Pandemi Corona tidak hanya menimbulkan masalah kesehatan, tetapi juga berimplikasi terhadap geliat ekonomi. Pemerintah pun bergerak cepat dengan memanfaatkan instrumen perpajakan agar ancaman resesi akibat pandemi ini dapat diredam.
Insentif pajak menjadi salah satu bentuk instrumen perpajakan yang gencar digunakan pemerintah. Namun, insentif ini juga menimbulkan konsekuensi berupa melonjaknya tax expenditure pemerintah. Lantas, apa yang dimaksud dengan tax expenditure?
Definisi
ORGANISATION for Economic Co-operation and Development (2010), mendefinisikan tax expenditure sebagai transfer sumber daya kepada publik yang dilakukan bukan dengan memberikan bantuan atau belanja langsung (direct transfer), melainkan melalui pengurangan kewajiban pajak yang mengacu pada standar perpajakan yang berlaku.

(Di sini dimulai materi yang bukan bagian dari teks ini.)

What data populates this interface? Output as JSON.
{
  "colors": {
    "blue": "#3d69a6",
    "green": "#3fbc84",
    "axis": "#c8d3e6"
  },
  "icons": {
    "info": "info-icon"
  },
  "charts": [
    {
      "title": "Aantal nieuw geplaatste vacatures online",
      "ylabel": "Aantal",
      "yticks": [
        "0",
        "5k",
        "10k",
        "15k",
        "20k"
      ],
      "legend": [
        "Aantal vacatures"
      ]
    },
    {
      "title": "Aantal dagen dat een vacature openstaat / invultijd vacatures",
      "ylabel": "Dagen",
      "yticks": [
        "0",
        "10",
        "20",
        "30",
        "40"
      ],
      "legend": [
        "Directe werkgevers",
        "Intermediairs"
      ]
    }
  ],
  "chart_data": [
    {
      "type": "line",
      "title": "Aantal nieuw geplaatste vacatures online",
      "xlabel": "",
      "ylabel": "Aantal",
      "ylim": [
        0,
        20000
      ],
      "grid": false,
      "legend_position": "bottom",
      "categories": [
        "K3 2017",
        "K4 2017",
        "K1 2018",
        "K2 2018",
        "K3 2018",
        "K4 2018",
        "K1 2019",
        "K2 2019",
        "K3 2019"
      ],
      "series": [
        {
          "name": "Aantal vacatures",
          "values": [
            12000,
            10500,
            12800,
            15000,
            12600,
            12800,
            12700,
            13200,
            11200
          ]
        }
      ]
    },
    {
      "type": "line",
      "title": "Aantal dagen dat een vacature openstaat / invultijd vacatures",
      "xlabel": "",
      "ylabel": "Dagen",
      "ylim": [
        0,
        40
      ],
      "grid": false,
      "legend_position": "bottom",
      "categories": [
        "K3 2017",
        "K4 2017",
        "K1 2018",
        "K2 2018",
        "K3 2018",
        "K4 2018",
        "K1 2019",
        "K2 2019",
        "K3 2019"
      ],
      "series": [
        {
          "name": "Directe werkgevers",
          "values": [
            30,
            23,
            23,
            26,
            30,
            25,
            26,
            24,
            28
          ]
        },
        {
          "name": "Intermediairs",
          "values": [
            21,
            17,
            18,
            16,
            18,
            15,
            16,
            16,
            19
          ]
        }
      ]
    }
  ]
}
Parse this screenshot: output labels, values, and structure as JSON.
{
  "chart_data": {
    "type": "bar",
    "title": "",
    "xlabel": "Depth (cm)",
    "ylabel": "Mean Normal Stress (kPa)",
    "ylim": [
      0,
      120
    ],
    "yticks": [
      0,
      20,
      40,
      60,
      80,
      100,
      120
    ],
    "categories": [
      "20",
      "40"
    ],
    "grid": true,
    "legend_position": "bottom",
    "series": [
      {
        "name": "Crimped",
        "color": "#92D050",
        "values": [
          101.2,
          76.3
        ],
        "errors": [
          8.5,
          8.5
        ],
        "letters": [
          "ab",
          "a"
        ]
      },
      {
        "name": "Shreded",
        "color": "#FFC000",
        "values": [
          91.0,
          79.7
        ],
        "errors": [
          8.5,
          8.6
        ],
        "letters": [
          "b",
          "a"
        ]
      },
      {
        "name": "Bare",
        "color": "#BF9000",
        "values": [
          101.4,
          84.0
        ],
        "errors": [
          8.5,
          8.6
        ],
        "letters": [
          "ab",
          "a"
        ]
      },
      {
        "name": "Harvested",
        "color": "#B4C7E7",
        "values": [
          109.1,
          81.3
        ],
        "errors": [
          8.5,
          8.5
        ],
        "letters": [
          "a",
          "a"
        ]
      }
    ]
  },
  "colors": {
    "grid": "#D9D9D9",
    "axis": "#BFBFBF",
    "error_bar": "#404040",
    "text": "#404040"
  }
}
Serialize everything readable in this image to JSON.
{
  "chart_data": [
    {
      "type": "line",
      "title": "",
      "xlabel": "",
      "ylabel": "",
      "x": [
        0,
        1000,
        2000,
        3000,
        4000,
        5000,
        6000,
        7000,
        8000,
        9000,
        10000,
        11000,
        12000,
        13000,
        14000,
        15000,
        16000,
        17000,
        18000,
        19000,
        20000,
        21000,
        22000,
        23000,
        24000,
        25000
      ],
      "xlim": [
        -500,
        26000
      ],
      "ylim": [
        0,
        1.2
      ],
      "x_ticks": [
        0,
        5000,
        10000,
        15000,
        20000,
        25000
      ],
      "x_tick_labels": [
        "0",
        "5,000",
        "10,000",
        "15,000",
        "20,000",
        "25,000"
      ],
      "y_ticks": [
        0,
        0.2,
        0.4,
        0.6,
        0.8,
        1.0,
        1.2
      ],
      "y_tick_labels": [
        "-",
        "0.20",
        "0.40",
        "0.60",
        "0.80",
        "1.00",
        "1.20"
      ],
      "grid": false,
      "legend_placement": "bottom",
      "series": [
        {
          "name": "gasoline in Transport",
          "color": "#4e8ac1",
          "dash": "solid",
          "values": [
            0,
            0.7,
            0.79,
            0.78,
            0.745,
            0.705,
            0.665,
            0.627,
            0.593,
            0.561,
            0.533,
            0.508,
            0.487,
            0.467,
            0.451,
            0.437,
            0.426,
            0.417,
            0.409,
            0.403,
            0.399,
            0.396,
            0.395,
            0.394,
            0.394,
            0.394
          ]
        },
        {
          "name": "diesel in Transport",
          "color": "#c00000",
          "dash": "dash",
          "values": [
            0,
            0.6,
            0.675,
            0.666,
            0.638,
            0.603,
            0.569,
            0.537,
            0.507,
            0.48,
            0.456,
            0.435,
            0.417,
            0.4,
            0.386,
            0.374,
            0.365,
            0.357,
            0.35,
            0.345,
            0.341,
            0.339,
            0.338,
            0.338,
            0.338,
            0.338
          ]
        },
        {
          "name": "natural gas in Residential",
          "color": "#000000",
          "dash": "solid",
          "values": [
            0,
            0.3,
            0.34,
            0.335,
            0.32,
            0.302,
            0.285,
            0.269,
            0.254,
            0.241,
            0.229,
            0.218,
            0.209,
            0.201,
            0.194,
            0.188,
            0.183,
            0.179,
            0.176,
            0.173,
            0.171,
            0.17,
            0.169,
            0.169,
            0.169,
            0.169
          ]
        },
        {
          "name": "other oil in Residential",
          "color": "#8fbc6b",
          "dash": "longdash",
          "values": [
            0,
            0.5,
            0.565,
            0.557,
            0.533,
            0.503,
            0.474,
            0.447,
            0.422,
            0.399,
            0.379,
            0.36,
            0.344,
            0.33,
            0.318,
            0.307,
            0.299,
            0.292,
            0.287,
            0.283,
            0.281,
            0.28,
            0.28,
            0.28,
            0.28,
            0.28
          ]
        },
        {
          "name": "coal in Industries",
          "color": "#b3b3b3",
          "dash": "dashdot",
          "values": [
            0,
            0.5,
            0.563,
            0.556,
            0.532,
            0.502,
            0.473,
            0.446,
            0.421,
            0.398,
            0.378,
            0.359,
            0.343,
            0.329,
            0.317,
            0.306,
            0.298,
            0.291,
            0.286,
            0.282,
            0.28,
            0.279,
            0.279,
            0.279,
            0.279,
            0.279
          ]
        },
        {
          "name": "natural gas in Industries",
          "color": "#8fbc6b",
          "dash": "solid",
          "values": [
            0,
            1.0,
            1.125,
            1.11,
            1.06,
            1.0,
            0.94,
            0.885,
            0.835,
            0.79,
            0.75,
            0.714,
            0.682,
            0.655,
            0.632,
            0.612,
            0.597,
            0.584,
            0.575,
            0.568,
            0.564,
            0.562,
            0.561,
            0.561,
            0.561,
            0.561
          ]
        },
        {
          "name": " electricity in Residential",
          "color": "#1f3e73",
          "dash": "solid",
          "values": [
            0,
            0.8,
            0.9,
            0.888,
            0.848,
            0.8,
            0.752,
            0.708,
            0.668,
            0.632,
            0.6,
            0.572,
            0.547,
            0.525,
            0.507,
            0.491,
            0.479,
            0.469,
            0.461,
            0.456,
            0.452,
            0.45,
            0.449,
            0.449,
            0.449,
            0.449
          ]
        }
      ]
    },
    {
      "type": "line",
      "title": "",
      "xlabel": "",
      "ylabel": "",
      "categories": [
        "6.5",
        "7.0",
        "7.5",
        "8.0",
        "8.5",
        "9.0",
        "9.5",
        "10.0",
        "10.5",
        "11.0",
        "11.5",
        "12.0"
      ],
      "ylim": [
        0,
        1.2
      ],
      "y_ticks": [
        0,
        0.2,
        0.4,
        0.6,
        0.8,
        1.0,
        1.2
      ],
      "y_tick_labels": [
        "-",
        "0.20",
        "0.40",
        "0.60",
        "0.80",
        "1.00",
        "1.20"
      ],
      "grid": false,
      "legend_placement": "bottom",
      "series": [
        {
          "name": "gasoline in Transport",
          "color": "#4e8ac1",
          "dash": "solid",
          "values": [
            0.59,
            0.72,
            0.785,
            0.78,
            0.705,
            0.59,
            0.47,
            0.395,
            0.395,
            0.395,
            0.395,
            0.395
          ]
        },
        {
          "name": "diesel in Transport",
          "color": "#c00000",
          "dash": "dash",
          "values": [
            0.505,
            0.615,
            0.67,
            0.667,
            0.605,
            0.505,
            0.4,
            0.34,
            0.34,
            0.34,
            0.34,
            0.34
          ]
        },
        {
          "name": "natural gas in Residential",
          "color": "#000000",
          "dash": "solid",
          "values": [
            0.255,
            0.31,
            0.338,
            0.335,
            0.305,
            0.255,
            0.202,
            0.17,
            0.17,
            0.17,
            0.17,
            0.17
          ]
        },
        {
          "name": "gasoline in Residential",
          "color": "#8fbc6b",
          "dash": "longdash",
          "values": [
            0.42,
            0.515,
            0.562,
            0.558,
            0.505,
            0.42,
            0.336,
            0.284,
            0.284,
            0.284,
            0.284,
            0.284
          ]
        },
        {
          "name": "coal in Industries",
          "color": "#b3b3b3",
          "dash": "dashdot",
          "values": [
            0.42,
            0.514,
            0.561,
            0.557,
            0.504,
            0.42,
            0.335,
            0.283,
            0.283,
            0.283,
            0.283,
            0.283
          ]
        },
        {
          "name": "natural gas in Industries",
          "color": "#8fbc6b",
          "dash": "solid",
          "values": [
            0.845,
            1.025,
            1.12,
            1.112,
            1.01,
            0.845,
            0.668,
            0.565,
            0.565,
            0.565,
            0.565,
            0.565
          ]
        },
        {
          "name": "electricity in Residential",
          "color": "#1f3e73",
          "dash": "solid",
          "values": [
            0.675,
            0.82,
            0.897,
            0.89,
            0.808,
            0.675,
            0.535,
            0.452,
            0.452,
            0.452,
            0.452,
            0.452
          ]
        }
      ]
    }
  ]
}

Merujuk IBFD International Tax Glossary (2015) tax expenditure adalah istilah keuangan publik yang menggambarkan belanja pemerintah yang memberikan konsesi atau preferensi pajak tertentu seperti kredit dan pembebasan atau pengurangan. Umumnya, tax expenditure dirancang untuk mendukung aktivitas industri tertentu atau golongan wajib pajak tertentu.
Sementara Tax Foundation (2014) mendefinisikan tax expenditure sebagai ketentuan khusus dari ketentuan pajak standar yang mengurangi total pajak yang dibayarkan. Istilah ‘expenditure tax’ atau pengeluaran pajak digunakan karena sistem ini menyerupai pengeluaran pemerintah.
Pengeluaran pajak juga dapat diartikan sebagai transfer atas sumber daya publik yang dicapai dengan mengurangi kewajiban pajak serta mengacu pada benchmark tax dan bukan belanja pemerintah secara langsung (Mclntyre, 1980).
Adapun benchmark tax system umumnya mengacu pada struktur tarif pajak, standar perhitungan, pengurangan atas pembayaran yang sifatnya wajib, ketentuan untuk memfasilitasi admininistrasi pajak, serta kewajiban untuk patuh terhadap konsensus fiskal internasional (OECD, 1996).
Mengingat konsep benchmark tax didefinisikan secara berbeda pada setiap negara, konsep dan definisi dari tax expenditure antarnegara pun menjadi bervariasi. Namun secara umum, perbedaan itu hanya terletak pada apa yang dikategorikan sebagai benchmark tax system.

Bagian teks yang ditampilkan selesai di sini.